Millions of adults in the United States (US) are affected by cardiovascular events each year, reducing their quality of life and increasing their risk for death.
Lipid-lowering therapy is a cornerstone of secondary ASCVD prevention, but many patients remain untreated. The near-term consequences of medication underutilization after an acute event are not well understood. Although there is a panoply of lipid-lowering therapies, we chose to limit this analysis to the American Heart Association guideline-recommended first-line medication of statins.
Hence, the purpose of this report is to study the association between statin use/nonuse and recurrent major adverse cardiovascular events (MACE) in a cohort of patients across the US who had a recent acute ASCVD event.

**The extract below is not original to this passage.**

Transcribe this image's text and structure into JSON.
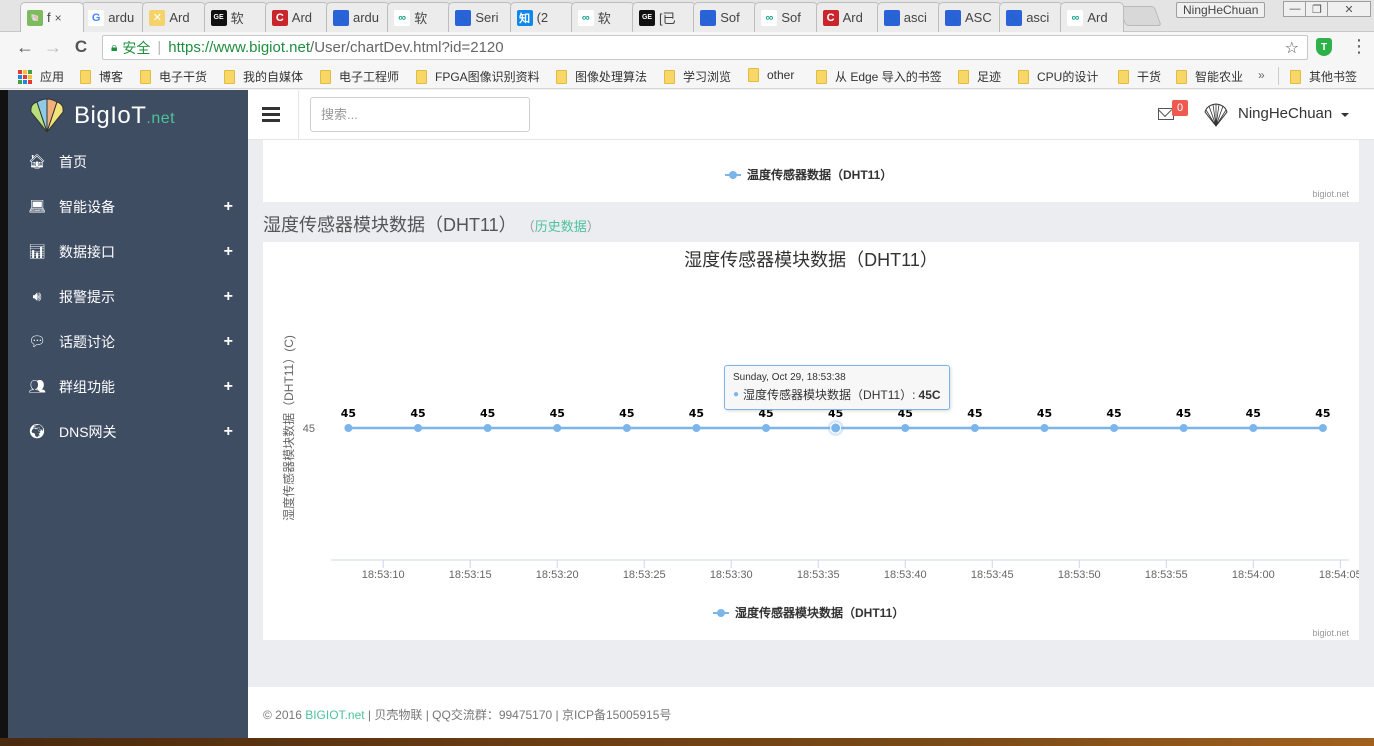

This study is a collaboration between 4 US health care systems (Baylor Scott & White [BSW], Texas; Henry Ford, Michigan; Geisinger, Pennsylvania; and Marshfield Clinic, Wisconsin) participating in the Health Care Systems Research Network (HCSRN). The HCSRN maintains data standards between health care organizations to create a common data model to assemble pooled data sets to answer multicenter research questions.
For this project, BSW developed and distributed code to collaborators to extract the minimum necessary care, administrative, and claims data to yield a deidentified dataset. This study received approval from the Baylor Scott & White Research Institute's institutional review board through expedited review and a waiver of informed consent. Henry Ford and Marshfield ceded to the Baylor Scott & White Research Institute's institutional review board with a reliance agreement, and Geisinger's institutional review board determined that the study did not involve human subjects and was not subject to their oversight.
We used a retrospective cohort design to answer our research question. Eligible adults survived an index ASCVD hospitalization from September 30, 2013 to September 30, 2014 and were followed up to 1 year. We extracted demographics (gender, age, race, Hispanic ethnicity, and insurance type), and used International Classification of Diseases, Ninth Revision, Clinical Modification (ICD-9-CM) codes and prescription fills during the year prior to the index to identify co-morbidities (type II diabetes mellitus, chronic kidney disease, hyperlipidemia, and hypertension). We recorded statin use 90 days before and after the index. The primary outcome was MACE (acute myocardial infarction, ischemic stroke, revascularization, unstable angina, acute presentation of chronic ASCVD, all-cause death) within 1 year of index.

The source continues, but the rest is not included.